You know what I mean. There are times that you are doing something either too dumb or too embarrassing to let go and get into it for fear of someone seeing you. Like flying. Like when you take the garbage out and, convinced nobody is looking out their window at you from next door, you take a few running steps and try to fly.
I’m not going to tell you about my flying incident for fear you won’t believe me or, even worse, try it yourself. The last thing I need is a sky cluttered up with committed people.
Anyway, I stared at myself staring at the TV and tried to make out what was going on in the static behind my hands.
Then I saw it.
The drip shook a little. It was getting close to falling. It shimmied from side to side and instead of looking like a hammock it began to look like a drop of honey getting all thin at the top and fat at the bottom.
The TV was a telescope, some scientific voodoo or other, but instead of peering into the house across the street, upside down of course, I was looking into a room from my past.
My old living room from when I was a kid.
Don’t believe me? Reach back into your past when you used to have an open mind. Just try to use that for the next couple of sentences.
I did, so it’s the least you can do.
So I’m watching the TV and my mom walks in. She’s telling me to turn it off. I tell her “The TV is a wonderful light.

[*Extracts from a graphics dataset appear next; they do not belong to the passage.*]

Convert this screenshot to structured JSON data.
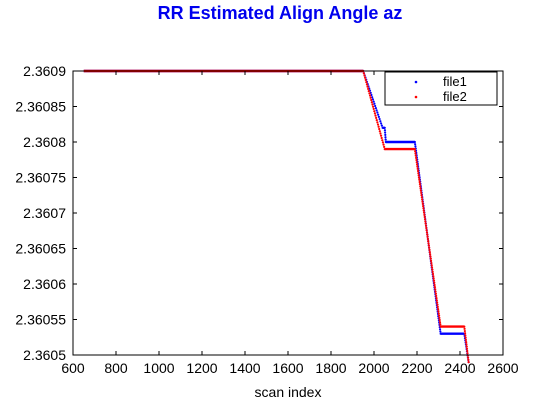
{
  "chart_data": {
    "type": "scatter",
    "title": "RR Estimated Align Angle az",
    "xlabel": "scan index",
    "ylabel": "",
    "xlim": [
      600,
      2600
    ],
    "ylim": [
      2.3605,
      2.3609
    ],
    "xticks": [
      600,
      800,
      1000,
      1200,
      1400,
      1600,
      1800,
      2000,
      2200,
      2400,
      2600
    ],
    "xtick_labels": [
      "600",
      "800",
      "1000",
      "1200",
      "1400",
      "1600",
      "1800",
      "2000",
      "2200",
      "2400",
      "2600"
    ],
    "yticks": [
      2.3605,
      2.36055,
      2.3606,
      2.36065,
      2.3607,
      2.36075,
      2.3608,
      2.36085,
      2.3609
    ],
    "ytick_labels": [
      "2.3605",
      "2.36055",
      "2.3606",
      "2.36065",
      "2.3607",
      "2.36075",
      "2.3608",
      "2.36085",
      "2.3609"
    ],
    "grid": false,
    "legend_position": "top-right",
    "colors": {
      "file1": "#0000ff",
      "file2": "#ff0000",
      "title": "#0000ee"
    },
    "series": [
      {
        "name": "file1",
        "color": "#0000ff",
        "segments": [
          {
            "kind": "flat",
            "x": [
              650,
              1950
            ],
            "y": 2.3609
          },
          {
            "kind": "slope",
            "x": [
              1950,
              2040
            ],
            "y": [
              2.3609,
              2.36082
            ]
          },
          {
            "kind": "flat",
            "x": [
              2040,
              2050
            ],
            "y": 2.36082
          },
          {
            "kind": "slope",
            "x": [
              2050,
              2055
            ],
            "y": [
              2.36082,
              2.3608
            ]
          },
          {
            "kind": "flat",
            "x": [
              2055,
              2190
            ],
            "y": 2.3608
          },
          {
            "kind": "slope",
            "x": [
              2190,
              2310
            ],
            "y": [
              2.3608,
              2.36053
            ]
          },
          {
            "kind": "flat",
            "x": [
              2310,
              2420
            ],
            "y": 2.36053
          },
          {
            "kind": "slope",
            "x": [
              2420,
              2440
            ],
            "y": [
              2.36053,
              2.36049
            ]
          }
        ]
      },
      {
        "name": "file2",
        "color": "#ff0000",
        "segments": [
          {
            "kind": "flat",
            "x": [
              650,
              1950
            ],
            "y": 2.3609
          },
          {
            "kind": "slope",
            "x": [
              1950,
              2050
            ],
            "y": [
              2.3609,
              2.36079
            ]
          },
          {
            "kind": "flat",
            "x": [
              2050,
              2190
            ],
            "y": 2.36079
          },
          {
            "kind": "slope",
            "x": [
              2190,
              2310
            ],
            "y": [
              2.36079,
              2.36054
            ]
          },
          {
            "kind": "flat",
            "x": [
              2310,
              2420
            ],
            "y": 2.36054
          },
          {
            "kind": "slope",
            "x": [
              2420,
              2440
            ],
            "y": [
              2.36054,
              2.36049
            ]
          }
        ]
      }
    ]
  }
}
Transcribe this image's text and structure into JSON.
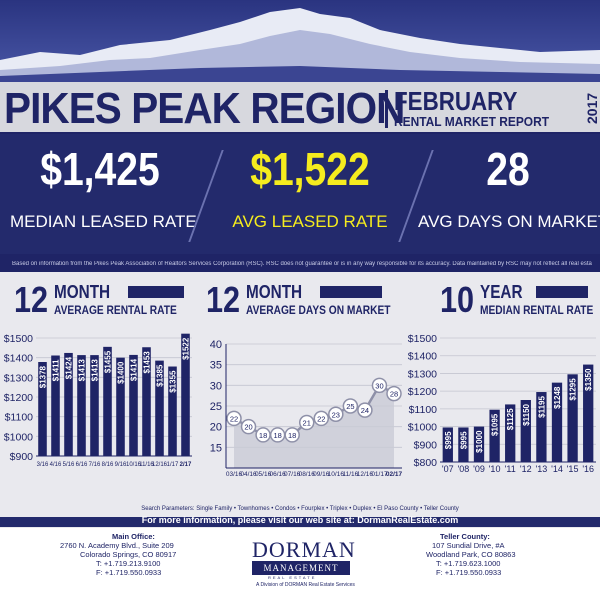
{
  "header": {
    "region": "PIKES PEAK REGION",
    "month": "FEBRUARY",
    "report": "RENTAL MARKET REPORT",
    "year": "2017"
  },
  "stats": [
    {
      "value": "$1,425",
      "label": "MEDIAN LEASED RATE",
      "color": "#ffffff"
    },
    {
      "value": "$1,522",
      "label": "AVG LEASED RATE",
      "color": "#f5ec1e"
    },
    {
      "value": "28",
      "label": "AVG DAYS ON MARKET",
      "color": "#ffffff"
    }
  ],
  "disclaimer": "Based on information from the Pikes Peak Association of Realtors Services Corporation (RSC). RSC does not guarantee or is in any way responsible for its accuracy. Data maintained by RSC may not reflect all real estate activity in the market.",
  "chart_headers": [
    {
      "big": "12",
      "top": "MONTH",
      "sub": "AVERAGE RENTAL RATE"
    },
    {
      "big": "12",
      "top": "MONTH",
      "sub": "AVERAGE DAYS ON MARKET"
    },
    {
      "big": "10",
      "top": "YEAR",
      "sub": "MEDIAN RENTAL RATE"
    }
  ],
  "chart_data": [
    {
      "type": "bar",
      "categories": [
        "3/16",
        "4/16",
        "5/16",
        "6/16",
        "7/16",
        "8/16",
        "9/16",
        "10/16",
        "11/16",
        "12/16",
        "1/17",
        "2/17"
      ],
      "values": [
        1378,
        1411,
        1424,
        1413,
        1413,
        1455,
        1400,
        1414,
        1453,
        1385,
        1355,
        1522
      ],
      "labels": [
        "$1378",
        "$1411",
        "$1424",
        "$1413",
        "$1413",
        "$1455",
        "$1400",
        "$1414",
        "$1453",
        "$1385",
        "$1355",
        "$1522"
      ],
      "ylim": [
        900,
        1500
      ],
      "yticks": [
        "$900",
        "$1000",
        "$1100",
        "$1200",
        "$1300",
        "$1400",
        "$1500"
      ],
      "title": "12 MONTH AVERAGE RENTAL RATE"
    },
    {
      "type": "line",
      "categories": [
        "03/16",
        "04/16",
        "05/16",
        "06/16",
        "07/16",
        "08/16",
        "09/16",
        "10/16",
        "11/16",
        "12/16",
        "01/17",
        "02/17"
      ],
      "values": [
        22,
        20,
        18,
        18,
        18,
        21,
        22,
        23,
        25,
        24,
        30,
        28
      ],
      "ylim": [
        10,
        40
      ],
      "yticks": [
        "15",
        "20",
        "25",
        "30",
        "35",
        "40"
      ],
      "title": "12 MONTH AVERAGE DAYS ON MARKET"
    },
    {
      "type": "bar",
      "categories": [
        "'07",
        "'08",
        "'09",
        "'10",
        "'11",
        "'12",
        "'13",
        "'14",
        "'15",
        "'16"
      ],
      "values": [
        995,
        995,
        1000,
        1095,
        1125,
        1150,
        1195,
        1248,
        1295,
        1350
      ],
      "labels": [
        "$995",
        "$995",
        "$1000",
        "$1095",
        "$1125",
        "$1150",
        "$1195",
        "$1248",
        "$1295",
        "$1350"
      ],
      "ylim": [
        800,
        1500
      ],
      "yticks": [
        "$800",
        "$900",
        "$1000",
        "$1100",
        "$1200",
        "$1300",
        "$1400",
        "$1500"
      ],
      "title": "10 YEAR MEDIAN RENTAL RATE"
    }
  ],
  "search_params": "Search Parameters: Single Family • Townhomes • Condos • Fourplex • Triplex • Duplex • El Paso County • Teller County",
  "more_info": "For more information, please visit our web site at: DormanRealEstate.com",
  "main_office": {
    "heading": "Main Office:",
    "line1": "2760 N. Academy Blvd., Suite 209",
    "line2": "Colorado Springs, CO 80917",
    "phone": "T: +1.719.213.9100",
    "fax": "F: +1.719.550.0933"
  },
  "teller_office": {
    "heading": "Teller County:",
    "line1": "107 Sundial Drive, #A",
    "line2": "Woodland Park, CO 80863",
    "phone": "T: +1.719.623.1000",
    "fax": "F: +1.719.550.0933"
  },
  "logo": {
    "name": "DORMAN",
    "management": "MANAGEMENT",
    "real_estate": "REAL ESTATE",
    "division": "A Division of DORMAN Real Estate Services"
  },
  "colors": {
    "navy": "#1f2466",
    "yellow": "#f5ec1e",
    "panel": "#e9e9ee"
  }
}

As bright as the sun but it doesn’t hurt to look into it. All the answers to all the questions you want to know are inside that light. And when you watch it … you become a part of it forever.”
She tells me that my room is a mess.
“This house is clean.”
And then the raindrop let go … I felt the freefall, I was inside it for a fraction of a second but I jerked back into my own head just before it hit the roof. I wondered if I’d made a conscious choice. If I might have instead stayed with the raindrop as it departed and left my body sitting in the chair for police to find some days later.
We could have started our long journey to the sea.